Il figlio di Sibilla Barbieri: «Ho portato mia madre a morire per amore e ora non ho paura: so di essere nel giusto»
Vittorio Parpaglioni è il figlio di Sibilla Barbieri. La regista e attrice è andata a morire a Zurigo come malata oncologica terminale. Lui invece si è autodenunciato con Marco Cappato alla caserma dei carabinieri di via Vittorio Veneto a Roma. Barbieri secondo la Asl di Roma non era in possesso dei quattro requisiti previsti dalla sentenza Dj Fabo della Corte Costituzionale. In particolare, non era dipendente da una macchina per il sostegno vitale. Oggi Parpaglioni spiega in un’intervista a La Stampa che ha portato sua madre a morire «per amore»: «Ho deciso autonomamente di accompagnarla in Svizzera. Lei non voleva, ma poi ha accettato la mia decisione. Non ho paura. So di essere nel giusto». Vittorio, sua sorella, sua zia e sua nonna hanno anche presentato due esposti nei confronti della Asl del Lazio.

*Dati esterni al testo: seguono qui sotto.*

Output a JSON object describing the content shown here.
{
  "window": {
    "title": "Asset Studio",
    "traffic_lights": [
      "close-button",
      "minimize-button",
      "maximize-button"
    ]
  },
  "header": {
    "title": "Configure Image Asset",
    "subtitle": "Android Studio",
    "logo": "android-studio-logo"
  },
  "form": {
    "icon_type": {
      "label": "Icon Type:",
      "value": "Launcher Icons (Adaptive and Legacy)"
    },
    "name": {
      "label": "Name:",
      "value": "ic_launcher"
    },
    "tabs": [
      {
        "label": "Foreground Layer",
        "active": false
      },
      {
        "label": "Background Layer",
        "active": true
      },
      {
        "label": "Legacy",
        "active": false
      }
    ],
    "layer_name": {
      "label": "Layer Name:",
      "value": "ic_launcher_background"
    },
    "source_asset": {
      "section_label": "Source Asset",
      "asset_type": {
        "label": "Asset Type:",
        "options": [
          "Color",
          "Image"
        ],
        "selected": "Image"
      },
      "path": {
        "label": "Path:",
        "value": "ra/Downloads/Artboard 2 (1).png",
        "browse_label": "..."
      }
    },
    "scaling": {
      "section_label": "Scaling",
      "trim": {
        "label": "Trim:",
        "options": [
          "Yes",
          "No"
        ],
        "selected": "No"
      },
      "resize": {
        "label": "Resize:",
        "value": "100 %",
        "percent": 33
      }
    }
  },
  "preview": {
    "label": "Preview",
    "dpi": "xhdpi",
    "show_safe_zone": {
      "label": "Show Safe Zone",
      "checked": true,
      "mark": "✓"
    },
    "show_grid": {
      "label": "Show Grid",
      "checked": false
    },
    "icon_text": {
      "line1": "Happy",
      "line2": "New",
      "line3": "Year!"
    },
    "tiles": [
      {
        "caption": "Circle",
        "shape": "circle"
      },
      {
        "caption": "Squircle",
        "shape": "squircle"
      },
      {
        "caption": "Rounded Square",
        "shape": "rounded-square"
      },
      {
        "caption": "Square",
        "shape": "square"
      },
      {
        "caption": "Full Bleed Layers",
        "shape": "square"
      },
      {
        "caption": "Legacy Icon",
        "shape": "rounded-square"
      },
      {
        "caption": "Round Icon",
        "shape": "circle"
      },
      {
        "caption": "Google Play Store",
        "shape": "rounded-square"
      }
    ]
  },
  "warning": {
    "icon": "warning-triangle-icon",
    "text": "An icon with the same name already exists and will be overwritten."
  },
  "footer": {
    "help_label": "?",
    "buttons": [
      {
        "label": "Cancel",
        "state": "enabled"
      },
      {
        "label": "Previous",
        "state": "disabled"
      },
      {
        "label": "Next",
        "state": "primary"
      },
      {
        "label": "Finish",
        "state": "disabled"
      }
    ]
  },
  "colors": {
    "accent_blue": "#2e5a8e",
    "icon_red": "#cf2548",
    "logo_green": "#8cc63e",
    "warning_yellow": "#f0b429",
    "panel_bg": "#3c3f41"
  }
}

Rifiuto di atti d’ufficio, tortura e violenza privata
L’avvocata Filomena Gallo dell’Associazione Luca Coscioni spiega che negli esposti si ipotizzano i reati di rifiuto di atti d’ufficio, tortura e violenza privata. Parpaglioni spiega a Valentina Petrini di non averlo fatto per farsi imitare da altri nella sua stessa situazione: «Io volevo stare con mia madre fino alla fine e condivido la sua decisione. Accompagnandola ho fatto un atto d’amore. Spero che serva a smuovere le cose per una battaglia di civiltà». Il giorno della partenza «mamma era molto provata. Dipendente dall’ossigeno, ma in aereo non poteva portarlo. Ci siamo così procurati un accumulatore di ossigeno. Non camminava più. Ogni volta che la tiravo su per spostarla dalla sedia a rotelle al sedile della macchina, per esempio, si contraeva per il dolore. Ma era determinata, pur sofferente. Non si è mai lamentata». Gli altri parenti hanno viaggiato con un altro volo: «Venendo con noi avrebbero rischiato l’imputazione».
La seconda volta
Il giorno dopo, il 29 ottobre, Sibilla Barbieri ha incontrato il medico. La prassi in Svizzera richiede che il malato debba confermare la sua volontà a distanza di 24 ore. «Io ero con lei la seconda volta. Mamma ha addirittura chiesto di poter anticipare il prima possibile il suicidio assistito. Non ce la faceva più. Ho avuto paura che potesse morire in hotel». Poi è arrivato il 31 ottobre: «L’appuntamento era alle 10. Quella mattina per portarla dall’albergo alla clinica ho avuto molte difficoltà. La tiravo su dalla carrozzina e la mettevo sulla macchina e come la toccavo urlava dal dolore. Prima di entrare le sono cedute le gambe, io l’ho sorretta, mi ripeteva: tranquillo, vai avanti». Una poliziotta a quel punto le ha fatto la domanda per la terza volta. Lei ha confermato la sua volontà.
L’autosomministrazione
Il figlio ricorda che quando le hanno chiesto se voleva procedere subito con l’autosomministrazione del farmaco letale, «immediatamente ha detto sì, facciamolo subito. Lei soffriva tantissimo. Io e mia sorella le stavamo accanto e le tenevamo la mano. Si è addormentata e dopo forse dieci minuti se n’è andata. Non ha resistito, le infermiere presenti ci hanno detto che evidentemente stava soffrendo troppo ed era arrivata a un limite insopportabile. Ho pianto dopo, durante, mentre le tenevo la mano. Una parte di me ha faticato tantissimo a staccarmi dal suo corpo, il corpo da cui sono nato. Ma ora sento che comunque è libera».
Le responsabilità
Parpaglioni spiega che la madre non voleva la sedazione profonda. «È stata costretta ad andare in Svizzera. Se la Asl le avesse dato l’autorizzazione a morire legalmente a Roma, sarebbe certamente morta a casa. L’avrebbe preferito ma non è andata così e, piuttosto che farsi aiutare nell’anonimato, mamma ha scelto di morire lì per dare un segnale ancora più forte alle istituzioni. Era decisa a difendere i suoi diritti fino alla fine». Il tumore in metastasi aveva raggiunto ormai il cervello. E spera che «il presidente della Regione Lazio Francesco Rocca, come ha chiesto Marco Cappato, accerti le responsabilità di quanto accaduto». E conclude: «Io mi sto assumendo le mie responsabilità. Sono pronto ad andare a processo».